Has it been a little cool where you are? It kind of went from salad weather to soup weather, then back again, and it’s thrown my cooking mojo off. At least, the weather is what I’m blaming it on. It’s time for me to get inspired again.
Do you change up your menu according to the season? I really prefer (mostly) to eat colder-type items in the warm months and vice versa. I thought I’d do a little recipe roundup, mostly salads, though I realized after thinking about it that most of my spring recipes come from one source: The Foster’s Market Cookbook. I get hungry just thinking about that book. The binding in mine is literally falling apart.
Below are links to some of my favorites from Foster’s and a few others. I’d love to hear what your favorite spring salads are, too. I need inspiration!
Jeweled Rice Salad, from the great Mollie Katzen. I’ve been making this for 10+ years. It features the strange-sounding combo of grapes and chickpeas with rice, marinated in a lemon dressing and tossed with parsley, scallions and (optional) pecans. Somehow more than the sum of its parts, and *bonus* won’t be dangerous after sitting in the sun a little while. So I take it to picnics.
From Foster’s Market:
Sesame Noodle Salad (pictured above) Again, fabulous dressing, this time with a nutty, citrus vibe. My take (gluten-free!) is here. Btw, does anyone know if such a thing as gluten-free soba noodles exist? I would so love some.
White Bean Salad–I do love a good marinated bean salad, and this one has sun-dried tomatoes and spinach. I haven’t made it with olives yet, but I might be ready to try. I’m only a recent olives convert.
Really, just go and check out the whole salad section on Foster’s Market website or better yet buy the book. Chicken salad faves: with Tarragon, Granny Smith Apples and Red Grapes; with Tomatoes, Spinach and Dijon Vinaigrette; with Provencal vinaigrette.
This last one I recently made with half chicken, half roasted cauliflower (it has a bunch of other veggies, too), and it was most excellent.

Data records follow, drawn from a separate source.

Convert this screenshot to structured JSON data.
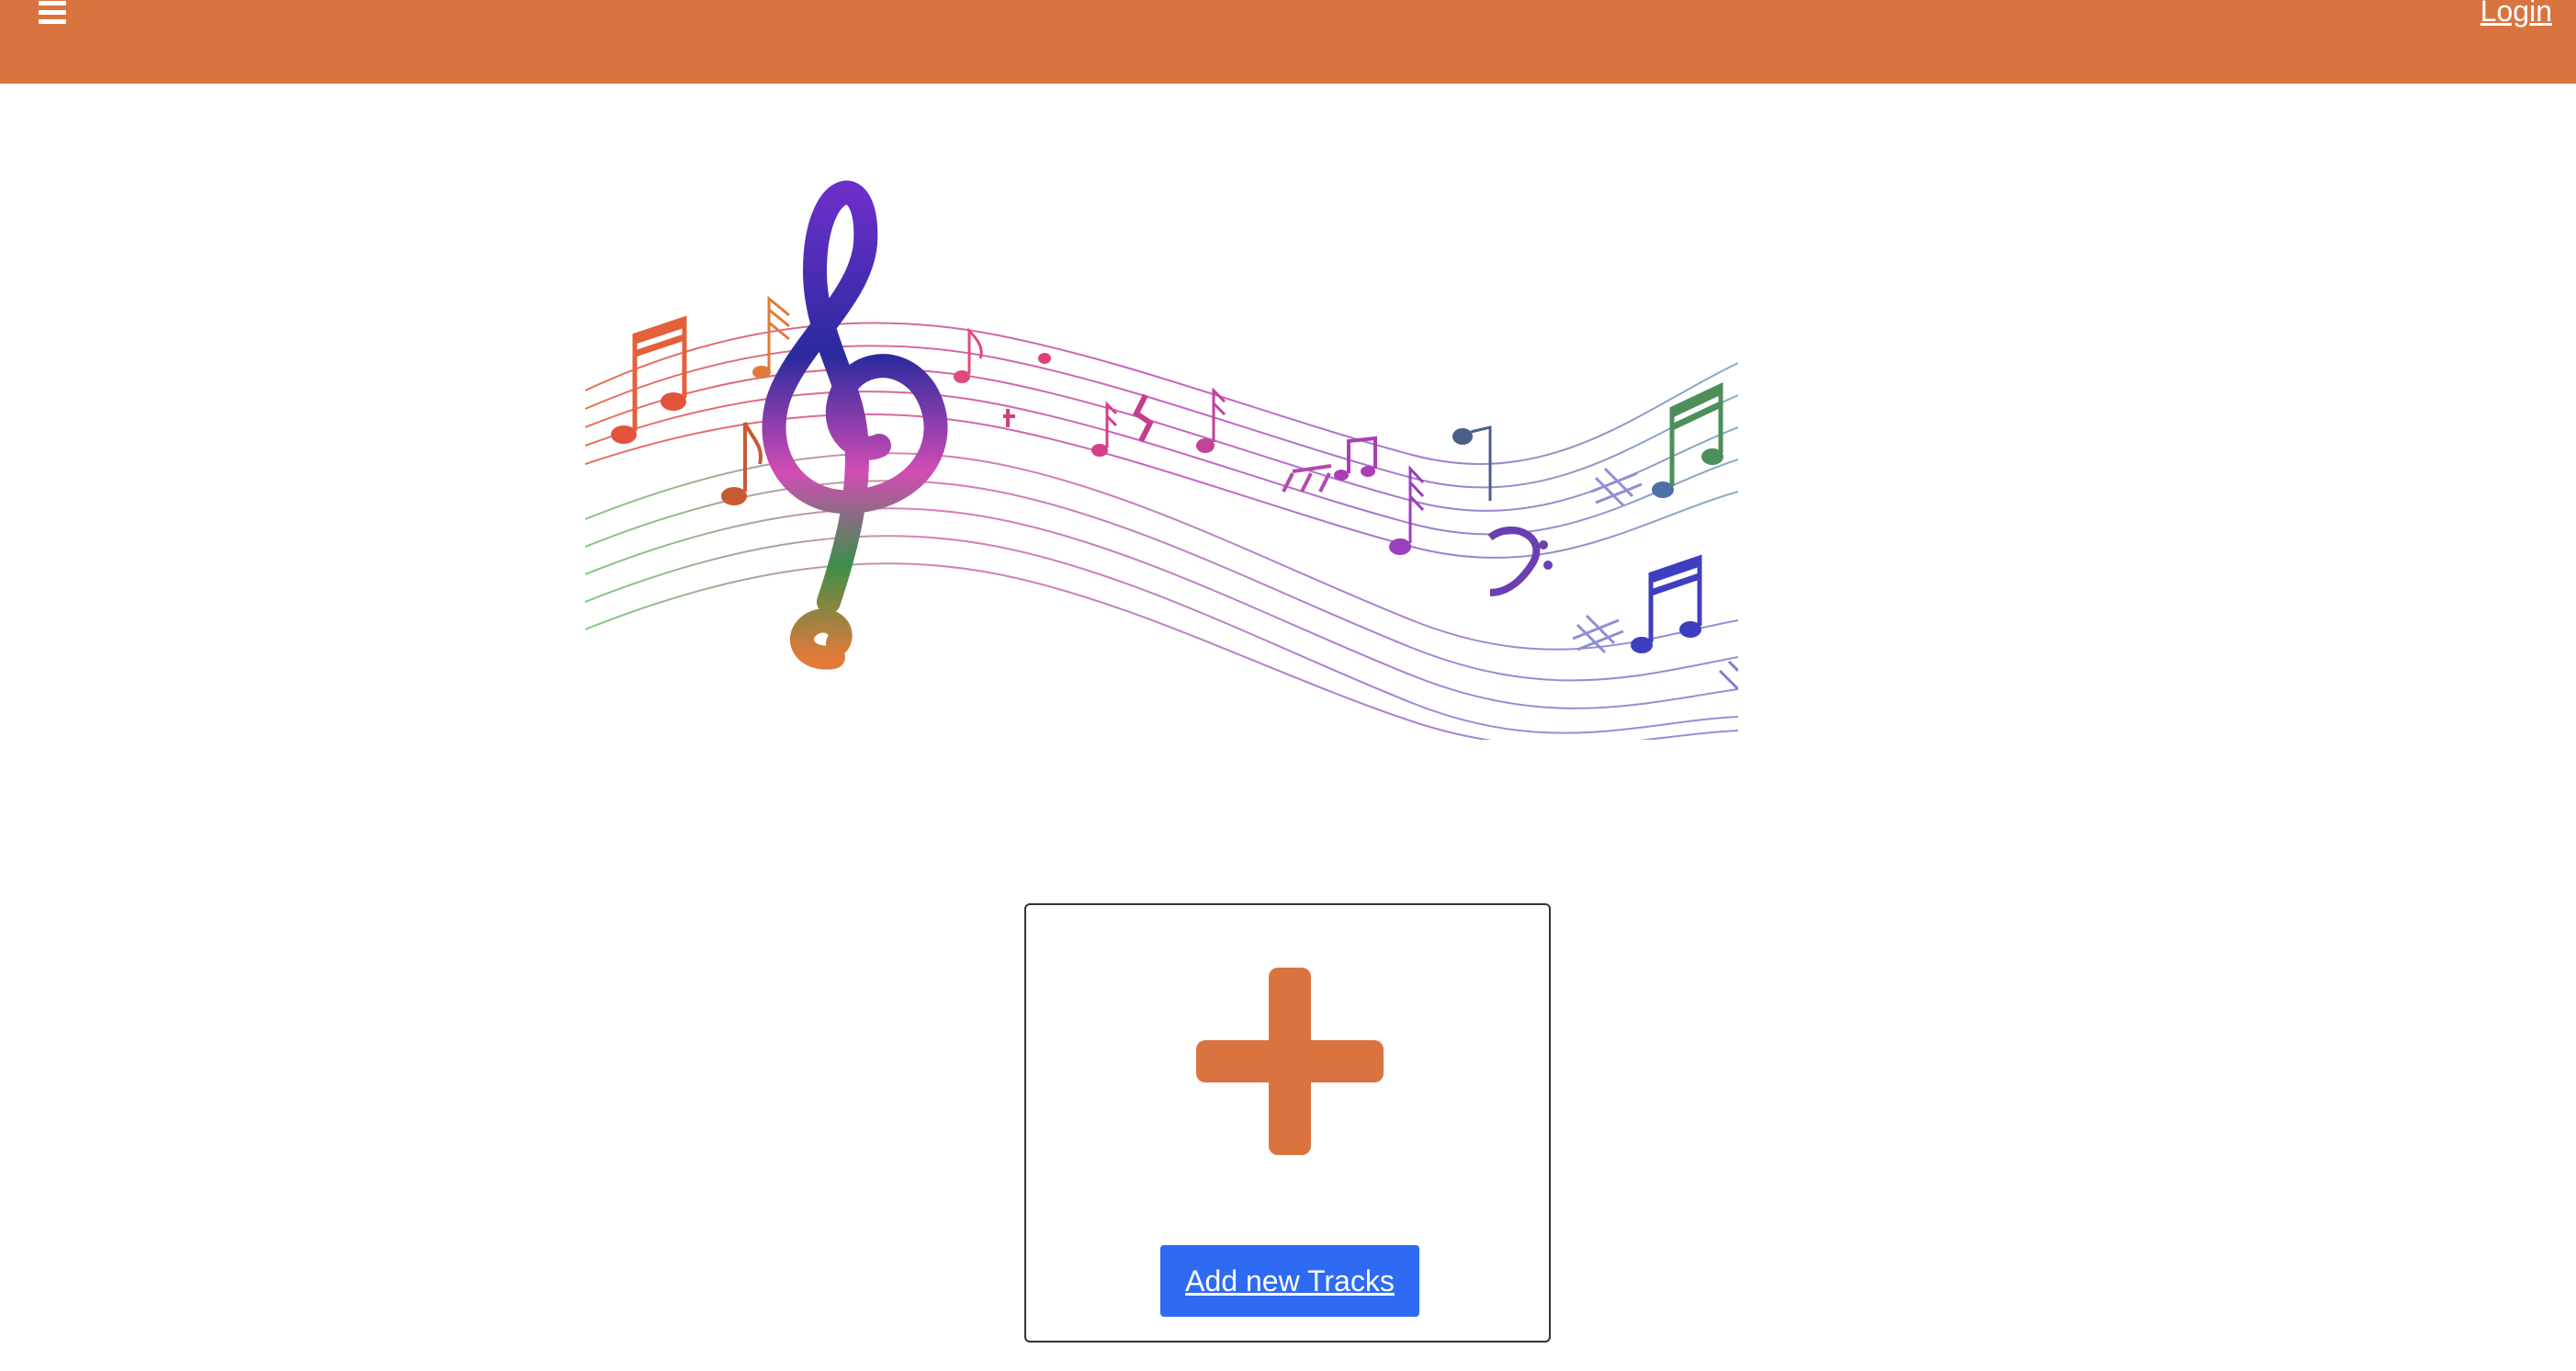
{
  "header": {
    "menu_icon": "hamburger-menu-icon",
    "login_label": "Login",
    "background_color": "#D97441"
  },
  "hero": {
    "image_description_icon": "music-notes-staff-illustration"
  },
  "add_card": {
    "icon": "plus-icon",
    "button_label": "Add new Tracks",
    "accent_color": "#D97441",
    "button_color": "#2F6BF2"
  }
}
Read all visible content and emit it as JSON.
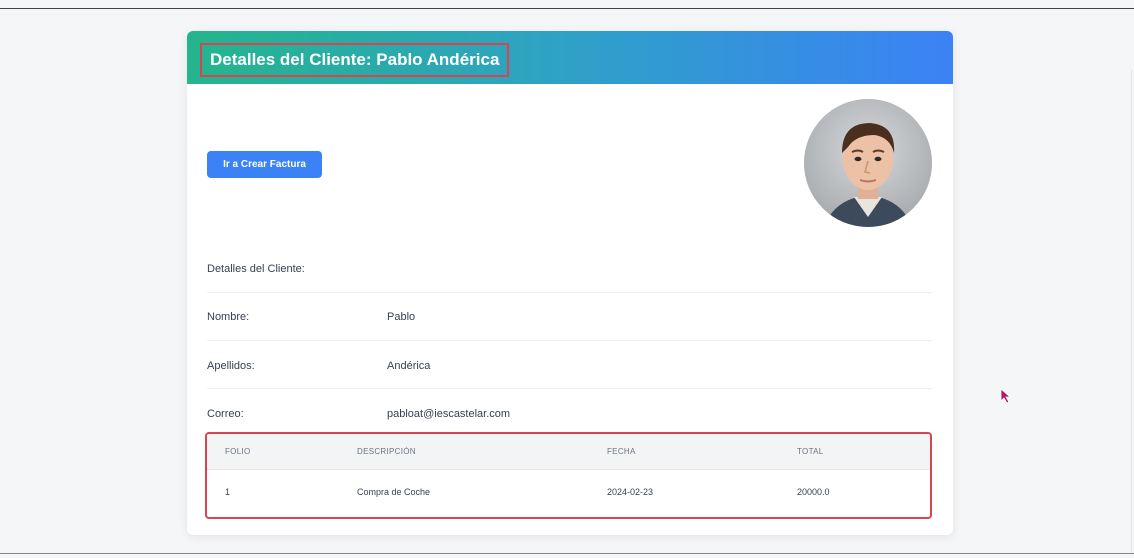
{
  "header": {
    "title": "Detalles del Cliente: Pablo Andérica"
  },
  "actions": {
    "create_invoice_label": "Ir a Crear Factura"
  },
  "details": {
    "section_title": "Detalles del Cliente:",
    "rows": [
      {
        "label": "Nombre:",
        "value": "Pablo"
      },
      {
        "label": "Apellidos:",
        "value": "Andérica"
      },
      {
        "label": "Correo:",
        "value": "pabloat@iescastelar.com"
      }
    ]
  },
  "invoices": {
    "columns": [
      "FOLIO",
      "DESCRIPCIÓN",
      "FECHA",
      "TOTAL"
    ],
    "rows": [
      [
        "1",
        "Compra de Coche",
        "2024-02-23",
        "20000.0"
      ]
    ]
  },
  "colors": {
    "header_gradient_start": "#24b58d",
    "header_gradient_end": "#3b82f6",
    "button": "#3b82f6",
    "highlight_border": "#d64550"
  }
}
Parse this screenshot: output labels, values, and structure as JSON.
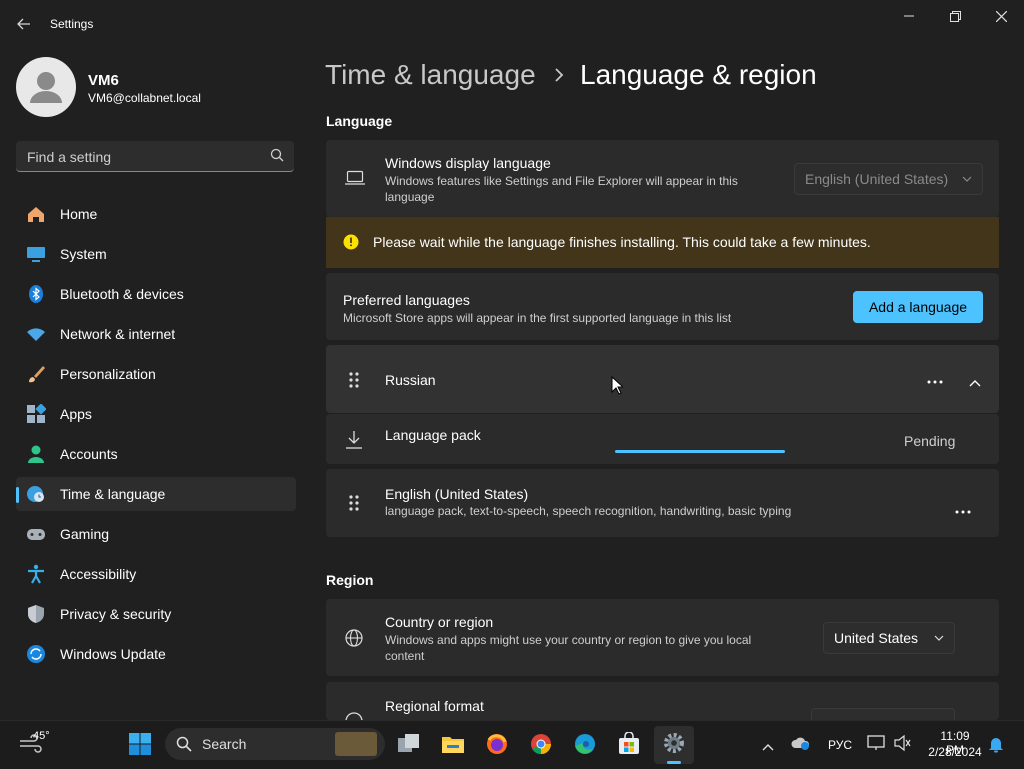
{
  "window": {
    "title": "Settings"
  },
  "profile": {
    "name": "VM6",
    "email": "VM6@collabnet.local"
  },
  "search": {
    "placeholder": "Find a setting"
  },
  "nav": {
    "items": [
      {
        "label": "Home"
      },
      {
        "label": "System"
      },
      {
        "label": "Bluetooth & devices"
      },
      {
        "label": "Network & internet"
      },
      {
        "label": "Personalization"
      },
      {
        "label": "Apps"
      },
      {
        "label": "Accounts"
      },
      {
        "label": "Time & language"
      },
      {
        "label": "Gaming"
      },
      {
        "label": "Accessibility"
      },
      {
        "label": "Privacy & security"
      },
      {
        "label": "Windows Update"
      }
    ],
    "selected": "Time & language"
  },
  "header": {
    "parent": "Time & language",
    "current": "Language & region"
  },
  "language": {
    "section_title": "Language",
    "display": {
      "title": "Windows display language",
      "subtitle": "Windows features like Settings and File Explorer will appear in this language",
      "value": "English (United States)"
    },
    "warning": "Please wait while the language finishes installing. This could take a few minutes.",
    "preferred": {
      "title": "Preferred languages",
      "subtitle": "Microsoft Store apps will appear in the first supported language in this list",
      "add_button": "Add a language"
    },
    "russian": {
      "name": "Russian",
      "pack_label": "Language pack",
      "status": "Pending"
    },
    "english": {
      "name": "English (United States)",
      "subtitle": "language pack, text-to-speech, speech recognition, handwriting, basic typing"
    }
  },
  "region": {
    "section_title": "Region",
    "country": {
      "title": "Country or region",
      "subtitle": "Windows and apps might use your country or region to give you local content",
      "value": "United States"
    },
    "format": {
      "title": "Regional format"
    }
  },
  "taskbar": {
    "weather_temp": "45°",
    "search_label": "Search",
    "input_lang": "РУС",
    "time": "11:09 PM",
    "date": "2/28/2024"
  },
  "colors": {
    "accent": "#4cc2ff",
    "background": "#202020",
    "card": "#2b2b2b",
    "warning_bg": "#433519",
    "warning_icon": "#fce100"
  }
}
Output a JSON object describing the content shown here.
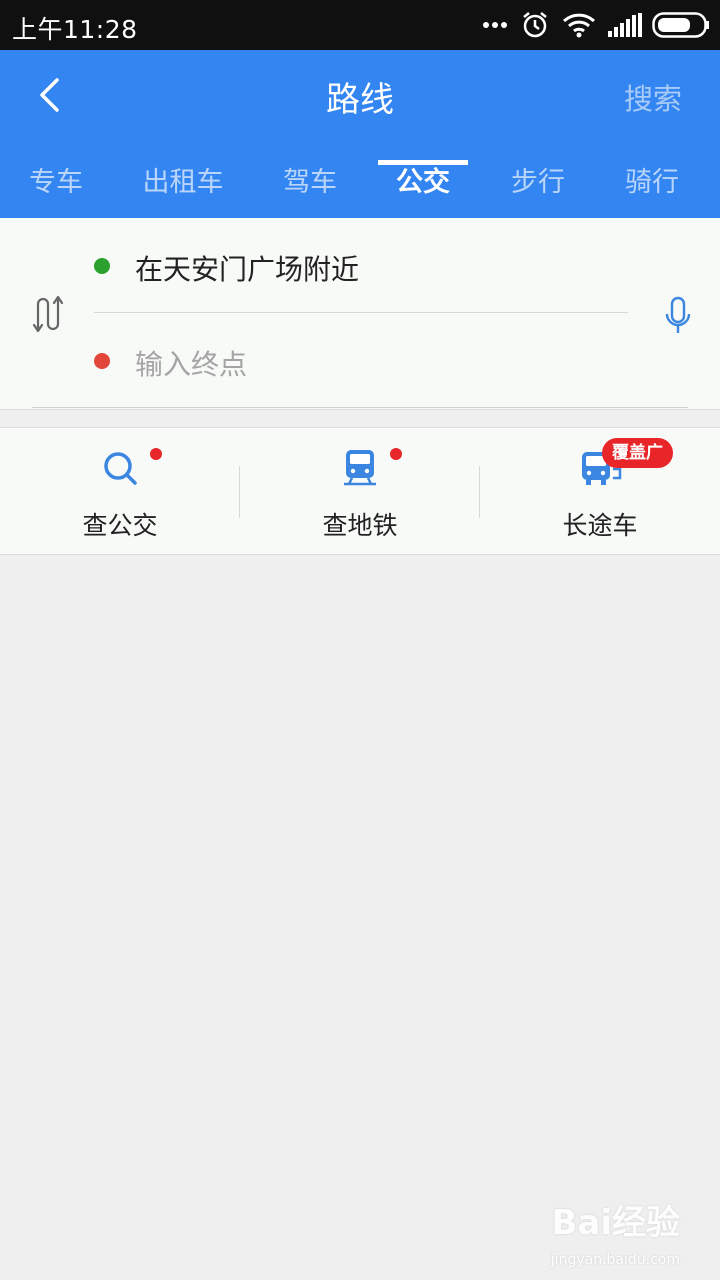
{
  "status_bar": {
    "time": "上午11:28"
  },
  "header": {
    "title": "路线",
    "search_label": "搜索"
  },
  "tabs": [
    {
      "label": "专车",
      "active": false
    },
    {
      "label": "出租车",
      "active": false
    },
    {
      "label": "驾车",
      "active": false
    },
    {
      "label": "公交",
      "active": true
    },
    {
      "label": "步行",
      "active": false
    },
    {
      "label": "骑行",
      "active": false
    }
  ],
  "route": {
    "start": "在天安门广场附近",
    "end_placeholder": "输入终点"
  },
  "tools": [
    {
      "label": "查公交",
      "icon": "search-icon",
      "has_dot": true
    },
    {
      "label": "查地铁",
      "icon": "subway-icon",
      "has_dot": true
    },
    {
      "label": "长途车",
      "icon": "coach-bus-icon",
      "badge": "覆盖广"
    }
  ],
  "watermark": {
    "brand": "Bai经验",
    "url": "jingyan.baidu.com"
  },
  "colors": {
    "primary": "#3385f2",
    "start_dot": "#2ca02c",
    "end_dot": "#e3463a",
    "badge": "#e8262a",
    "icon_blue": "#3a86e0"
  }
}
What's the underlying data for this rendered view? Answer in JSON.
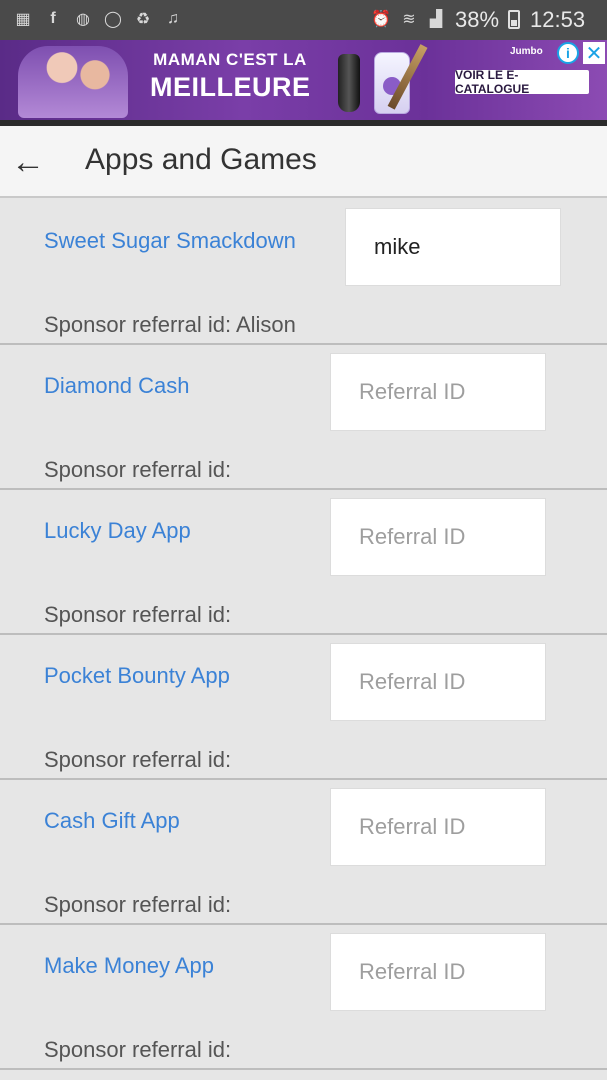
{
  "status_bar": {
    "battery": "38%",
    "time": "12:53",
    "left_icons": [
      "gallery-icon",
      "facebook-icon",
      "messenger-icon",
      "whatsapp-icon",
      "recycle-icon",
      "music-icon"
    ],
    "right_icons": [
      "alarm-icon",
      "wifi-icon",
      "signal-icon",
      "battery-icon"
    ]
  },
  "ad": {
    "headline_line1": "MAMAN C'EST LA",
    "headline_line2": "MEILLEURE",
    "brand": "Jumbo",
    "cta": "VOIR LE E-CATALOGUE",
    "info": "i",
    "close": "✕"
  },
  "app_bar": {
    "back": "←",
    "title": "Apps and Games"
  },
  "apps": [
    {
      "name": "Sweet Sugar Smackdown",
      "sponsor": "Sponsor referral id: Alison",
      "value": "mike",
      "placeholder": "Referral ID"
    },
    {
      "name": "Diamond Cash",
      "sponsor": "Sponsor referral id:",
      "value": "",
      "placeholder": "Referral ID"
    },
    {
      "name": "Lucky Day App",
      "sponsor": "Sponsor referral id:",
      "value": "",
      "placeholder": "Referral ID"
    },
    {
      "name": "Pocket Bounty App",
      "sponsor": "Sponsor referral id:",
      "value": "",
      "placeholder": "Referral ID"
    },
    {
      "name": "Cash Gift App",
      "sponsor": "Sponsor referral id:",
      "value": "",
      "placeholder": "Referral ID"
    },
    {
      "name": "Make Money App",
      "sponsor": "Sponsor referral id:",
      "value": "",
      "placeholder": "Referral ID"
    }
  ]
}
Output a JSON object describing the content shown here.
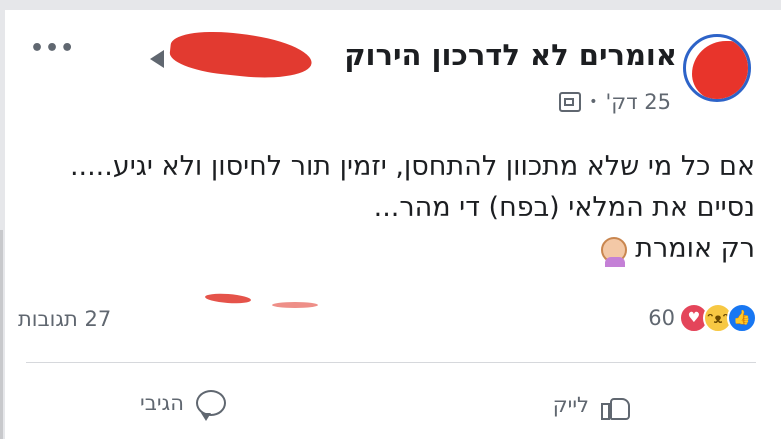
{
  "post": {
    "group_name": "אומרים לא לדרכון הירוק",
    "time": "25 דק'",
    "lines": [
      "אם כל מי שלא מתכוון להתחסן, יזמין תור לחיסון ולא יגיע.....",
      "נסיים את המלאי (בפח) די מהר...",
      "רק אומרת"
    ]
  },
  "stats": {
    "reaction_count": "60",
    "comments_label": "27 תגובות"
  },
  "actions": {
    "like_label": "לייק",
    "comment_label": "הגיבי"
  },
  "icons": [
    "more-icon",
    "avatar",
    "photo-icon",
    "woman-emoji-icon",
    "love-reaction-icon",
    "haha-reaction-icon",
    "like-reaction-icon",
    "thumb-up-icon",
    "comment-bubble-icon"
  ],
  "colors": {
    "like_blue": "#1877f2",
    "love_red": "#e4455a",
    "haha_yellow": "#f7c843",
    "meta_gray": "#606770",
    "redaction_red": "#e23a30"
  }
}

Hmmm….I wonder about subbing in roasted cauliflower in full for a vegetarian version of these. All of these chicken salads are on the lighter side, with little or no mayo, plenty of veggies and flavor.
Chicken Curry Kebabs are always a hit. We often make it for guests because everyone loves it.
Falafel (from the box—it’s all I have time for) and Tabbouleh with Tahini Sauce and sometimes also Yogurt Sauce. The two sauces and tabbouleh come from Mark Bittman’s How to Cook Everything Vegetarian. I’m practically addicted to the Tahini Sauce, which is basically tahini thinned with water and lemon juice, plus salt + pepper and cumin.
What are some of your warm weather favorites? I’m hungry!